6h30. Kadje me réveille. Je suis tellement mal fichu que je lui réclame une heure de repos supplémentaire. Accordé. Deux minutes plus tard, il me réveille à nouveau. En fait il est 8h et cette fois il faut y aller.
Je me sens très mal et suis incapable d’avaler quoi que ce soit, liquide ou solide. Seuls 2 ou 3 biscuits sec arrivent à passer, mais sans conviction. Je sais que je suis déjà déshydraté et qu’il faudrait que je boive, mais rien à faire : le thé me dégoutte profondément. J’achète une bouteille de coca au shop du coin, tous les marins savent que lorsqu’on est malade, la dernière chose que l’on peut absorber c’est ce soda. Et bien j’ai fait fort, car même le coca sera renvoyé une heure plus tard sur ce chemin de croix qui doit me mener jusqu’à Tok-Tok.

Je suis tellement affaibli que j’ai du mal à mettre un pied devant l’autre, alors que la veille je courrais au sommet du Mera. Cette journée sera une galère innommable, digne de celles connues l’année dernière lors de ma sinusite, et je plains Seb qui a subi la même chose la veille de l’ascension de l’Island.
La maladie conjuguée au manque de but à atteindre affecte sérieusement mon moral, je broie du noir, je ne pense qu’à des choses négatives, et cet état d’esprit lié à un manque de motivation incroyable est aussi pénible à supporter que l’affaiblissement physique dont je souffre.
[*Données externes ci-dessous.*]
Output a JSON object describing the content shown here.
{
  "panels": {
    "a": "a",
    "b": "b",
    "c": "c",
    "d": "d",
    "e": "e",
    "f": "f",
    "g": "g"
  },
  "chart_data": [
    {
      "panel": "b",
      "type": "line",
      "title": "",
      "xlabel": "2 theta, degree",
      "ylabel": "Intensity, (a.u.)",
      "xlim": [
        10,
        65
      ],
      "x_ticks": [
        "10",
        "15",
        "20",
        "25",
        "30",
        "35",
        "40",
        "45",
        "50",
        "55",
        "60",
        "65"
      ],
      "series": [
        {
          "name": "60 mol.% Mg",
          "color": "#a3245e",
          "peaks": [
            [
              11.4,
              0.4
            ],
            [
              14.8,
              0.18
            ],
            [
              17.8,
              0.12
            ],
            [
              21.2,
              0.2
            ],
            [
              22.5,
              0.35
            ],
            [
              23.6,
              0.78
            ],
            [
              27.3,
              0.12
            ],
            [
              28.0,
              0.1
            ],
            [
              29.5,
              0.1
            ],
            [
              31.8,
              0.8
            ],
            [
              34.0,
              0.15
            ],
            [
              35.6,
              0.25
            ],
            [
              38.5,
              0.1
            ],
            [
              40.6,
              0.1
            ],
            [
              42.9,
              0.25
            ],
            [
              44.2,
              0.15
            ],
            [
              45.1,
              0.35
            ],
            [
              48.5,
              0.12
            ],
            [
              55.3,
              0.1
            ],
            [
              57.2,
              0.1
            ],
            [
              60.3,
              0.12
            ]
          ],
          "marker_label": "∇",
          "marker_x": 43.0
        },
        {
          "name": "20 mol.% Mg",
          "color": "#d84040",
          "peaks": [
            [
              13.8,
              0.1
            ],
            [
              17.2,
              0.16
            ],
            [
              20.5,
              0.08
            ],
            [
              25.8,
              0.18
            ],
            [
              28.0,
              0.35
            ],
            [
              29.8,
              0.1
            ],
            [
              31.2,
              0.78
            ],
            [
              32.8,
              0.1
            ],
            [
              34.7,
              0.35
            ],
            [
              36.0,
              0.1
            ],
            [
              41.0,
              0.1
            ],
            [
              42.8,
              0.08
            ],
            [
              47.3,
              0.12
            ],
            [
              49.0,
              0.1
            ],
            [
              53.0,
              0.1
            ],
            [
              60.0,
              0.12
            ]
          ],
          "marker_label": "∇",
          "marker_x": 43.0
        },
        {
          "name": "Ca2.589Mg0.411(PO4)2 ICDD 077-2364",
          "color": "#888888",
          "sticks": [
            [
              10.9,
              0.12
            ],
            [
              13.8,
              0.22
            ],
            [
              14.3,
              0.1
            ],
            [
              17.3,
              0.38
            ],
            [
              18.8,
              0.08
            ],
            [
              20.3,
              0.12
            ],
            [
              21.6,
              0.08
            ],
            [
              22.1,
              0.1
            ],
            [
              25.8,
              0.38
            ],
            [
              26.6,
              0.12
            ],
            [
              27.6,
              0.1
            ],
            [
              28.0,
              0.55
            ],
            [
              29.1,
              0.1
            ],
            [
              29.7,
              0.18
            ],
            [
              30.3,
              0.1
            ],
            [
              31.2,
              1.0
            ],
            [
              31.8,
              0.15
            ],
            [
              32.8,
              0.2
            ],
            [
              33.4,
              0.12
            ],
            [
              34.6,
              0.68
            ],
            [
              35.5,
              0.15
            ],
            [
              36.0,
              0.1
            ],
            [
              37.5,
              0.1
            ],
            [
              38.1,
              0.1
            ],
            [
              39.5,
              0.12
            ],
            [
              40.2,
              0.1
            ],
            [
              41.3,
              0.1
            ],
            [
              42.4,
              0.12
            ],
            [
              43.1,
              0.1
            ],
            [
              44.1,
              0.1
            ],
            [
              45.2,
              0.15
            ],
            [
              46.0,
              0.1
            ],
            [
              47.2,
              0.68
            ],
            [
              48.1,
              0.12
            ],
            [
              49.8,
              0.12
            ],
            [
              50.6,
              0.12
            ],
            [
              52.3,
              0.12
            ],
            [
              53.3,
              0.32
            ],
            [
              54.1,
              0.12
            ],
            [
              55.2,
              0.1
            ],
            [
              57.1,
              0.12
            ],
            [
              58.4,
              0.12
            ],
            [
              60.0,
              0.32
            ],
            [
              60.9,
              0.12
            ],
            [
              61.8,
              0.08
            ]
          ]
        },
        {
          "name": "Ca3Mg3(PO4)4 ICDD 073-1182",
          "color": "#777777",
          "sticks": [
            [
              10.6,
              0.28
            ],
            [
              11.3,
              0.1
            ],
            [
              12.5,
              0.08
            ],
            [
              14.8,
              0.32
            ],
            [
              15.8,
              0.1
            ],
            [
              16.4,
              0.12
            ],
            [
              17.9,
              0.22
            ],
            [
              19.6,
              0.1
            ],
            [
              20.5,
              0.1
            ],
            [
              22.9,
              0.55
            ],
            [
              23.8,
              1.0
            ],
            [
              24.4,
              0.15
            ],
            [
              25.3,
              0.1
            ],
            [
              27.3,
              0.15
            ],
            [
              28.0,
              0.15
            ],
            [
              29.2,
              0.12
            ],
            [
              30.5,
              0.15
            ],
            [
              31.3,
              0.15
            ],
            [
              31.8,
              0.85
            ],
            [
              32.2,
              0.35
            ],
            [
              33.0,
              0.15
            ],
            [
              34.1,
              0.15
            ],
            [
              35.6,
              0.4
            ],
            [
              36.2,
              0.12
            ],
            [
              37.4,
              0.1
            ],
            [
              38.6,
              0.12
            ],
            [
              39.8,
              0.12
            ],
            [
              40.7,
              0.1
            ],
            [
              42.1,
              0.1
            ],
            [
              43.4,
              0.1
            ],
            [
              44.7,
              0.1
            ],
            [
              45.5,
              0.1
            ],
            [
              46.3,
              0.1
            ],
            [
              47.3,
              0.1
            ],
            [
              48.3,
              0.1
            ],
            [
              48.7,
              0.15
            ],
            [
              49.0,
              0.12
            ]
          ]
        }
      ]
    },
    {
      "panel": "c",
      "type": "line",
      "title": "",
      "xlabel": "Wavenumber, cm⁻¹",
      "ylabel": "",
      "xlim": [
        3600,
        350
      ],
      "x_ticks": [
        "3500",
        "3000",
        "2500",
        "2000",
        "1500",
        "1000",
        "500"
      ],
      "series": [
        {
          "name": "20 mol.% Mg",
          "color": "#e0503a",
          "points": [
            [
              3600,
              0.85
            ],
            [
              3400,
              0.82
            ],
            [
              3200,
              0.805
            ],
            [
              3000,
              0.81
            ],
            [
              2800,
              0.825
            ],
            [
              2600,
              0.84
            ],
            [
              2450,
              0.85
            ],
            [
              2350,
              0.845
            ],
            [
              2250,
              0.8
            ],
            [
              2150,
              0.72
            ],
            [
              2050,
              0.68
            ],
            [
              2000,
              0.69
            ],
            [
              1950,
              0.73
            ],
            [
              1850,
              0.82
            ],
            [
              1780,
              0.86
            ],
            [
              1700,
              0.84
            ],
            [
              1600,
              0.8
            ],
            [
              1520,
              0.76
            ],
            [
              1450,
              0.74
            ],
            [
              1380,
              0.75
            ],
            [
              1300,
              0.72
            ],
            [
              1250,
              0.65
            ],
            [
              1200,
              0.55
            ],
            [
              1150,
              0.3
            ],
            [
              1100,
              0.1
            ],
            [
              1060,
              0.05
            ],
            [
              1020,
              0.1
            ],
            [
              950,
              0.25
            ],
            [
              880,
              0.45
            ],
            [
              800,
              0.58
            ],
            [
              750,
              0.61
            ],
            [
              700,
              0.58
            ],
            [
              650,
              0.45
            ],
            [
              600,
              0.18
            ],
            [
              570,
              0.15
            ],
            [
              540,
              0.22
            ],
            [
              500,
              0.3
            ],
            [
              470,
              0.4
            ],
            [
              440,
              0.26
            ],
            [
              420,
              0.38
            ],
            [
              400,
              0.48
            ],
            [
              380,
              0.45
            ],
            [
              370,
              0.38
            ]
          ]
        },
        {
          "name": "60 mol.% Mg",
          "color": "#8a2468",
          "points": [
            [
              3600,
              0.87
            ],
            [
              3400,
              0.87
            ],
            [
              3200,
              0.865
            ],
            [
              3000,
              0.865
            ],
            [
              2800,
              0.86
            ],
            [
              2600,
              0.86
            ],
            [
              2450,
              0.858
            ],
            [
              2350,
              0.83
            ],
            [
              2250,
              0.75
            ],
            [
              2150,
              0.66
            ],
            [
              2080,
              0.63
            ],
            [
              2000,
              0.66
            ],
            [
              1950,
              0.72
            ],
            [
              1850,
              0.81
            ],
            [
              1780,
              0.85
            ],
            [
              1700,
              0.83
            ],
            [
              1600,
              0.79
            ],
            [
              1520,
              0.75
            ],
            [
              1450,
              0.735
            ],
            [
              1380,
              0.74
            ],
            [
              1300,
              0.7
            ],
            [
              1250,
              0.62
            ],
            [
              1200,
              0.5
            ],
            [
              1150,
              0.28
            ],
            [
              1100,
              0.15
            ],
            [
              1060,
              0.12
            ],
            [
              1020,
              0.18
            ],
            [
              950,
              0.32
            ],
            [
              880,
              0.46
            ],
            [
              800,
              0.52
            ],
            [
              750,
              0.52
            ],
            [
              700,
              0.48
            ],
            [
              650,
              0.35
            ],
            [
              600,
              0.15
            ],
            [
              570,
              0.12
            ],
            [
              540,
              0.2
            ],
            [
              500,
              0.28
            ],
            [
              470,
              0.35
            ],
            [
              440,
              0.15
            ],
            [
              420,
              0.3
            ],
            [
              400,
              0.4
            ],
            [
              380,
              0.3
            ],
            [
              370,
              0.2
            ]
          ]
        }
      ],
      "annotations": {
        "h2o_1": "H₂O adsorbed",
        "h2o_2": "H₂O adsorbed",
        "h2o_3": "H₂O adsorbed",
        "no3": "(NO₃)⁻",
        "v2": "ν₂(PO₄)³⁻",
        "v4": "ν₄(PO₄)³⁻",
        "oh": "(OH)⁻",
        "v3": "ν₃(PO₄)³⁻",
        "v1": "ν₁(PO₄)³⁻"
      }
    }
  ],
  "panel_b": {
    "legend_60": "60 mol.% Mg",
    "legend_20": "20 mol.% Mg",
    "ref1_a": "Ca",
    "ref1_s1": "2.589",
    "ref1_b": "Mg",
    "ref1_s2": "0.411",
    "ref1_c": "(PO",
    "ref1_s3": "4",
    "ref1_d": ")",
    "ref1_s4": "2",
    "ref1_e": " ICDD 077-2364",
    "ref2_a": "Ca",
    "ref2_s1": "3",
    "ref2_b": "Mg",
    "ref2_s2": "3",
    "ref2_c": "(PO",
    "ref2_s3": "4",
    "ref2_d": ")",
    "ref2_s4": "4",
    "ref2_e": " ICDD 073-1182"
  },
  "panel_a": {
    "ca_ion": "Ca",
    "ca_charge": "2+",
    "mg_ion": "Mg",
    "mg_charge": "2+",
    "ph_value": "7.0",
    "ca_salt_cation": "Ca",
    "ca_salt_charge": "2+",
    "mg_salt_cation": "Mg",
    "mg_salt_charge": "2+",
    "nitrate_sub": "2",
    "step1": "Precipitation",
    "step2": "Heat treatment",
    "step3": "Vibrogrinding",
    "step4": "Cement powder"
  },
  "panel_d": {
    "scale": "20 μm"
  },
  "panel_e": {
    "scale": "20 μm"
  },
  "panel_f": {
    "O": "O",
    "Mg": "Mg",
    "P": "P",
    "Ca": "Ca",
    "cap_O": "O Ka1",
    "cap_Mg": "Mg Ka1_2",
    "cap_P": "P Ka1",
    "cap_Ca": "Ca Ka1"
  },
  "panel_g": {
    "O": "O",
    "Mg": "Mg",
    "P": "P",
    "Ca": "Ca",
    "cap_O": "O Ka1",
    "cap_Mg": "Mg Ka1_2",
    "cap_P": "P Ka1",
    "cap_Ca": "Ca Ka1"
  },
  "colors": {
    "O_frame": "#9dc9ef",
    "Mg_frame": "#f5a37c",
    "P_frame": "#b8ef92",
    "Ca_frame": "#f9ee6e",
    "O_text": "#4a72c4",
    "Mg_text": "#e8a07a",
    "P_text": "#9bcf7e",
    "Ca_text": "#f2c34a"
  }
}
Après plus de six heures de galère, de vomissements, de diarrhées et autres réjouissances du genre, Kadje se rend compte que nous n’atteindrons pas Tok-Tok, et donc nous nous arrêtons à Thuli Kharka à mon grand soulagement. Le soir venu, je suis toujours incapable d’absorber quoi que ce soit. Je fonce dans mon sac de couchage, je n’ai qu’un rêve : dormir, faire cesser cette sensation d’épuisement et me réfugier dans un sommeil réparateur et anesthésiant.

19h : Kadje me réveille avec un bol de soupe et des popcorns. Je suis désolé pour lui mais je suis incapable de les avaler.
19h30 : cette fois c’est une assiette de frites « fait maison » avec le plus grand soin : fines, régulières, dorées, bien grasses et croustillantes : Mac Do ne les aurait pas reniées ! Il s’est cassé la tête pour me cuisiner des trucs lui-même avec le maximum d’hygiène et de soin… mais des frites ! J’en ai les larmes aux yeux mais je ne peux même pas faire semblant de manger tellement je suis mal. Conscient qu’il ne me laissera pas dormir tant que je n’aurai rien dans le ventre, je pleurniche un peu de riz blanc, sans sauce, sans huile, sans vegetables, sans épices, sans rien… OK, ½ heure et c’est bon me dit-il.
20h : Effectivement, ½ heure plus tard arrive une assiette de riz… accompagnée de pommes de terre rissolées aux légumes ! Heureusement il n’a pas mélangé, et je me force à manger du bout des lèvres quelques cuillers de riz avant de sombrer dans un sommeil que j’attends depuis ce matin.